David Epstein’s departure as the Prime Minister’s Chief of Staff will probably allow him to see his family properly for the first time since mid-2007.
“My wife and children have supported [me] through thick and thin,” he told colleagues in his email announcing his departure last Friday, “but I think it might be the last time they willingly let me say I am just going off to Canberra for a short time to work on an election campaign.”
While there are suggestions now is not the time for instability in the Prime Minister’s Office, observers think the ascension of Alister Jordan to Rudd’s CoS merely confirms the de facto power structure in there anyway. It also further Ruddifies the PMO, which now more than ever reflects the Rudd inner sanctum — and Rudd’s control freakery.
Some external balance will be provided by David Fredericks, the new deputy chief of staff, who moves from arguably the toughest staff job outside the Government’s leadership group — CoS to Climate Change Minister Penny Wong. Fredericks was Beazley’s CoS when the latter was leader and had also worked for Bob McMullan. He took time off after Rudd replaced Beazley but returned after the election to take on the job of working with Wong on emissions trading and water which, until recent weeks, were two of the biggest issues in the Government’s first term.

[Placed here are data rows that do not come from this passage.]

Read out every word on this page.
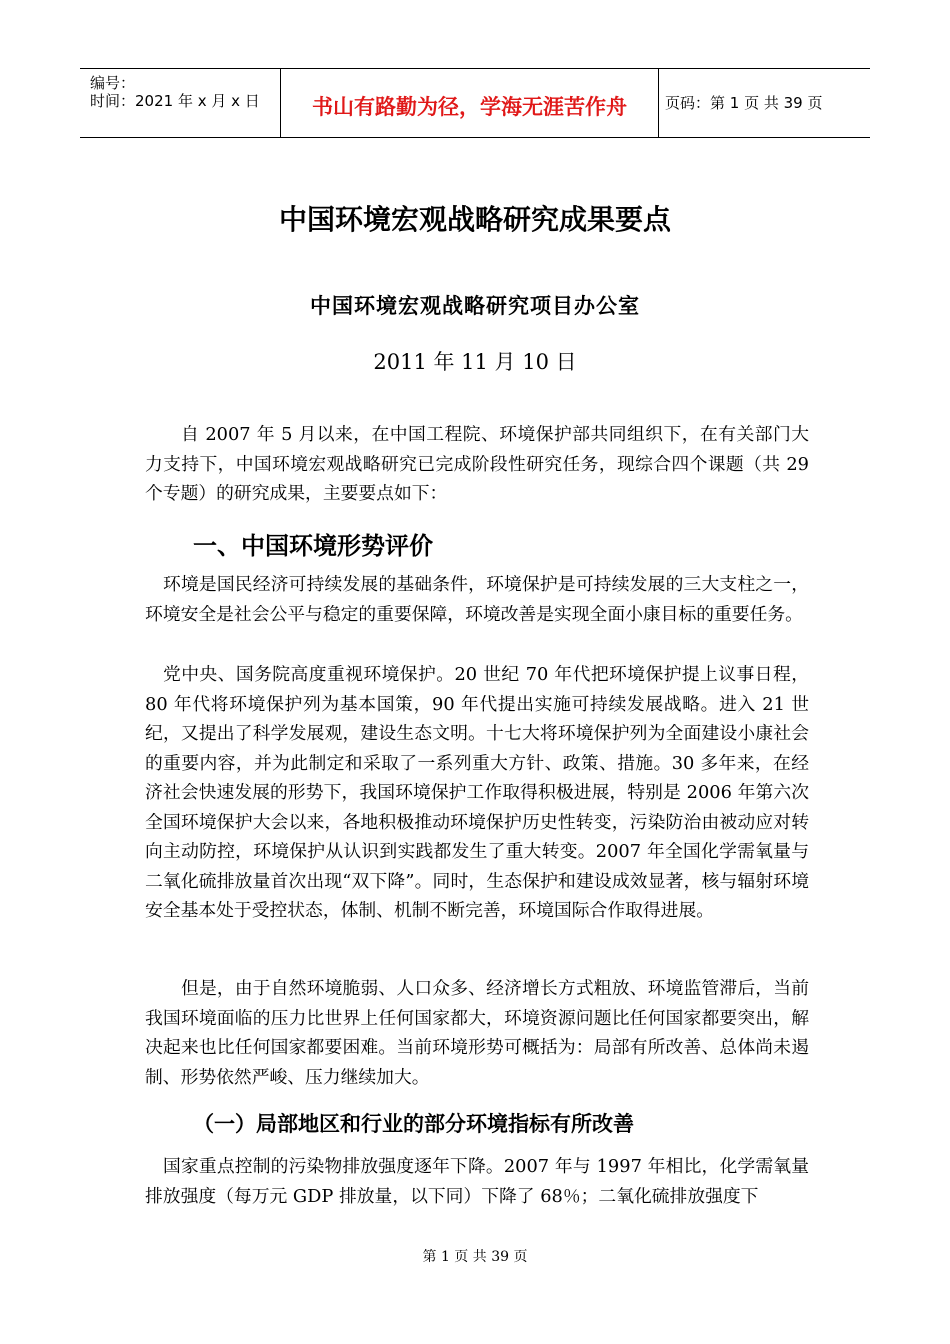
编号：
时间：2021 年 x 月 x 日	书山有路勤为径，学海无涯苦作舟	页码：第 1 页 共 39 页
中国环境宏观战略研究成果要点
中国环境宏观战略研究项目办公室
2011 年 11 月 10 日
自 2007 年 5 月以来，在中国工程院、环境保护部共同组织下，在有关部门大力支持下，中国环境宏观战略研究已完成阶段性研究任务，现综合四个课题（共 29 个专题）的研究成果，主要要点如下：
一、中国环境形势评价
环境是国民经济可持续发展的基础条件，环境保护是可持续发展的三大支柱之一，环境安全是社会公平与稳定的重要保障，环境改善是实现全面小康目标的重要任务。
党中央、国务院高度重视环境保护。20 世纪 70 年代把环境保护提上议事日程，80 年代将环境保护列为基本国策，90 年代提出实施可持续发展战略。进入 21 世纪，又提出了科学发展观，建设生态文明。十七大将环境保护列为全面建设小康社会的重要内容，并为此制定和采取了一系列重大方针、政策、措施。30 多年来，在经济社会快速发展的形势下，我国环境保护工作取得积极进展，特别是 2006 年第六次全国环境保护大会以来，各地积极推动环境保护历史性转变，污染防治由被动应对转向主动防控，环境保护从认识到实践都发生了重大转变。2007 年全国化学需氧量与二氧化硫排放量首次出现“双下降”。同时，生态保护和建设成效显著，核与辐射环境安全基本处于受控状态，体制、机制不断完善，环境国际合作取得进展。
但是，由于自然环境脆弱、人口众多、经济增长方式粗放、环境监管滞后，当前我国环境面临的压力比世界上任何国家都大，环境资源问题比任何国家都要突出，解决起来也比任何国家都要困难。当前环境形势可概括为：局部有所改善、总体尚未遏制、形势依然严峻、压力继续加大。
（一）局部地区和行业的部分环境指标有所改善
国家重点控制的污染物排放强度逐年下降。2007 年与 1997 年相比，化学需氧量排放强度（每万元 GDP 排放量，以下同）下降了 68％；二氧化硫排放强度下
第 1 页 共 39 页
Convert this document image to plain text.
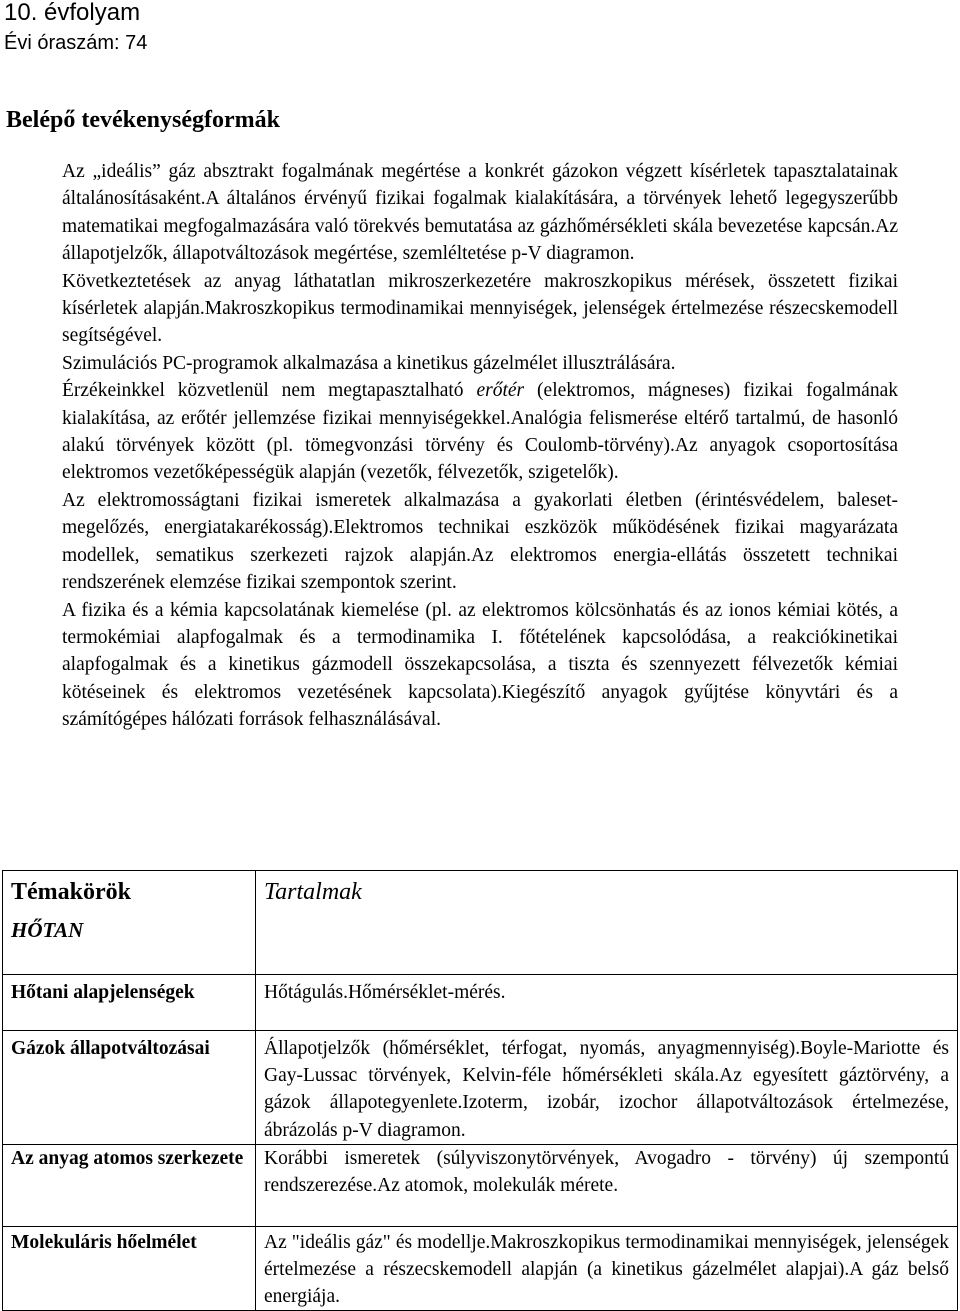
10. évfolyam
Évi óraszám: 74
Belépő tevékenységformák

Az „ideális” gáz absztrakt fogalmának megértése a konkrét gázokon végzett kísérletek tapasztalatainak általánosításaként.A általános érvényű fizikai fogalmak kialakítására, a törvények lehető legegyszerűbb matematikai megfogalmazására való törekvés bemutatása az gázhőmérsékleti skála bevezetése kapcsán.Az állapotjelzők, állapotváltozások megértése, szemléltetése p-V diagramon.

Következtetések az anyag láthatatlan mikroszerkezetére makroszkopikus mérések, összetett fizikai kísérletek alapján.Makroszkopikus termodinamikai mennyiségek, jelenségek értelmezése részecskemodell segítségével.

Szimulációs PC-programok alkalmazása a kinetikus gázelmélet illusztrálására.

Érzékeinkkel közvetlenül nem megtapasztalható erőtér (elektromos, mágneses) fizikai fogalmának kialakítása, az erőtér jellemzése fizikai mennyiségekkel.Analógia felismerése eltérő tartalmú, de hasonló alakú törvények között (pl. tömegvonzási törvény és Coulomb-törvény).Az anyagok csoportosítása elektromos vezetőképességük alapján (vezetők, félvezetők, szigetelők).

Az elektromosságtani fizikai ismeretek alkalmazása a gyakorlati életben (érintésvédelem, baleset-megelőzés, energiatakarékosság).Elektromos technikai eszközök működésének fizikai magyarázata modellek, sematikus szerkezeti rajzok alapján.Az elektromos energia-ellátás összetett technikai rendszerének elemzése fizikai szempontok szerint.

A fizika és a kémia kapcsolatának kiemelése (pl. az elektromos kölcsönhatás és az ionos kémiai kötés, a termokémiai alapfogalmak és a termodinamika I. főtételének kapcsolódása, a reakciókinetikai alapfogalmak és a kinetikus gázmodell összekapcsolása, a tiszta és szennyezett félvezetők kémiai kötéseinek és elektromos vezetésének kapcsolata).Kiegészítő anyagok gyűjtése könyvtári és a számítógépes hálózati források felhasználásával.

Témakörök
HŐTAN	Tartalmak

Hőtani alapjelenségek	Hőtágulás.Hőmérséklet-mérés.
Gázok állapotváltozásai	Állapotjelzők (hőmérséklet, térfogat, nyomás, anyagmennyiség).Boyle-Mariotte és Gay-Lussac törvények, Kelvin-féle hőmérsékleti skála.Az egyesített gáztörvény, a gázok állapotegyenlete.Izoterm, izobár, izochor állapotváltozások értelmezése, ábrázolás p-V diagramon.
Az anyag atomos szerkezete	Korábbi ismeretek (súlyviszonytörvények, Avogadro - törvény) új szempontú rendszerezése.Az atomok, molekulák mérete.
Molekuláris hőelmélet	Az "ideális gáz" és modellje.Makroszkopikus termodinamikai mennyiségek, jelenségek értelmezése a részecskemodell alapján (a kinetikus gázelmélet alapjai).A gáz belső energiája.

Even so, don’t expect Rudd’s office to deviate from the hardball approach that has characterised their approach to bipartisanship. Brendan Nelson’s office was repeatedly rebuffed by the PMO in its attempts to pursue a bipartisan course on indigenous issues. Greg Hunt’s office struggled to even get the same briefing on the Government’s Green Paper as that given to the press and industry back in July, let alone any genuine dialogue with the Government on the supposedly critical issue of an ETS.
Tony Wright in The Age today suggests Turnbull is getting the same treatment, even if you suspect some of Turnbull’s calls for bipartisanship result from his fear of being marginalised politically by the financial crisis. But no issue is beyond politicking for Rudd’s office and Turnbull will probably get the same short shrift that Nelson got.
From one end of the Parliamentary spectrum to the other, some of Steve Fielding’s problems — he copped a pasting from Dennis Shanahan today — are blamed by other parties on the poor quality of his staff. While Nick Xenophon has been playing the balance of power game for years and the Greens received a resources boost from their shift to party status, Fielding has no natural pool of party talent to draw on for staff and limited numbers he can employ anyway. It’s a tough ask for independent senators to attract experienced staff — the hours and travel are difficult, the pay, even with a $12K+ overtime allowance, is none too flash and there’s no prospect of government to keep good people in the game.
Even so, after copping it for declaring that economic conditions were sufficiently bad that he felt the need to back the Government’s budget measures, Fielding might be wondering what he has to do to get some respect at a time when bipartisanship is supposedly the new black in post-meltdown politics.